Me acuerdo. Acababa de cumplir ocho años. Una tarde de noviembre, semejante a la de hoy, me habían dejado a solas en mi habitación invadida por la oscuridad. Estaba preocupado, ya que la casa estaba llena de idas y venidas extrañas, de murmullos misteriosos que yo sabía estaban relacionados con la enfermedad de mi madre. Sentía sobre todo que se habían olvidado de mí. No sé por qué no me atrevía a encender la luz, y permanecía sentado, mudo y temeroso en la oscuridad. Me aburría. Para distraerme y consolarme, se me ocurrió desabrocharme los pantaloncitos. Encontré allí aquella cosa cálida y suave que siempre me hacía compañía. Ya no sé cómo mi mano descubrió los gestos necesarios, pero de pronto me sentí sumido en un torbellino de delicias del que parecía que nada en el mundo podría jamás sacarme. Mi asombro fue infinito al descubrir tantos recursos placenteros en mi propia carne y al sentir cómo mis dimensiones se modificaban de una manera que ni siquiera hubiera sospechado unos cuantos segundos antes. Apresuré mis movimientos y mi voluptuosidad se incrementó pero, en el preciso instante en que una ola que se me antojaba surgida del fondo de mis entrañas parecía querer sumergirme y alzarme por encima de mí mismo, sonaron unos pasos rápidos en el pasillo, se abrió bruscamente la puerta y se encendió la luz. Pálida y con la mirada extraviada, apareció mi abuela en el umbral, y su turbación era tal que no se dio cuenta del estado en que me hallaba. «¡Pobre criatura! Tu madre ha muerto.» Después, tomándome de la mano, me arrastró con rapidez. Yo llevaba un traje de marinero, cuya guerrera, bastante larga, ocultaba afortunadamente la bragueta que no había tenido tiempo de abrochar.

La habitación de mi madre, sumida en la penumbra, estaba llena de gente. Descubrí a mi padre, de rodillas en la cabecera de la cama y llorando con la cabeza hundida en las sábanas. Al principio me costó reconocer a mi madre en aquella mujer que parecía infinitamente más hermosa, más alta, más joven y más majestuosa de como la había visto hasta entonces. La abuela sollozaba. «Besa a tu madre por última vez», me dijo empujándome hacia la cama. Me empiné hasta aquella mujer maravillosa tendida en la blancura de la sábana. Posé mis labios en su rostro de cera, estreché sus hombros con mis bracitos y respiré su olor embriagador. Era como el de los bómbices que el profesor de historia natural nos había dado en la escuela y que yo criaba en una caja de cartón. Aquel aroma suave, seco, almizclado, de hojas, larvas y piedras, salía de los labios de mamá y se esparcía por su cabellera como un perfume. Y, de repente, la voluptuosidad interrumpida se apoderó de mi carne infantil con una brusquedad desconcertante. Arrebujado contra la cadera de mamá, me sentí invadido por una conmoción deliciosa, mientras me desahogaba por primera vez.
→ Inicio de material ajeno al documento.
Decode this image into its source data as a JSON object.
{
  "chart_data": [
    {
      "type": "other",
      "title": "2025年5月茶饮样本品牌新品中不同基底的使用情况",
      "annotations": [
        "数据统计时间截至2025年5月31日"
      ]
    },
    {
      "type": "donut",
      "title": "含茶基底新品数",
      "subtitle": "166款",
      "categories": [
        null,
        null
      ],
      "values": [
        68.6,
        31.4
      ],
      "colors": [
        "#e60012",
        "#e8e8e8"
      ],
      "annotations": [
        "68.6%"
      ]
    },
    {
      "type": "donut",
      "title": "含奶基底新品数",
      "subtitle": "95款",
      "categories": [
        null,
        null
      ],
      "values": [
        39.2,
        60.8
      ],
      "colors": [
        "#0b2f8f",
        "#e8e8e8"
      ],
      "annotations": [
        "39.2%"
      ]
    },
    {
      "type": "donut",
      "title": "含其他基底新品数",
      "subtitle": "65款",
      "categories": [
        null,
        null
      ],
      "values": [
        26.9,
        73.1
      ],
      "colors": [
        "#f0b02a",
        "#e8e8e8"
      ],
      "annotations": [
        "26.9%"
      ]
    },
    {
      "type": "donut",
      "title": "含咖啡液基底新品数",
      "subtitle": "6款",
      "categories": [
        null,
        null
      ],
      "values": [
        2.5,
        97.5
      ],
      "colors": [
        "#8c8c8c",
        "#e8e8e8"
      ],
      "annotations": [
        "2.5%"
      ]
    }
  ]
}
«¡Pobre criatura!», exclamó mi abuela, que había interpretado erróneamente mis suspiros.

 

 

5 de noviembre de 19..

 

 

Suele decirse que los que aman a los muertos sufren de anosmia. En mi caso no es así, y mi nariz percibe claramente los olores más diversos, aunque, como todo el mundo, estoy acostumbrado a los de mi entorno hasta el punto de no olerlos. Es posible, por tanto, que el olor de bómbice impregne todo mi apartamento sin que yo lo sepa.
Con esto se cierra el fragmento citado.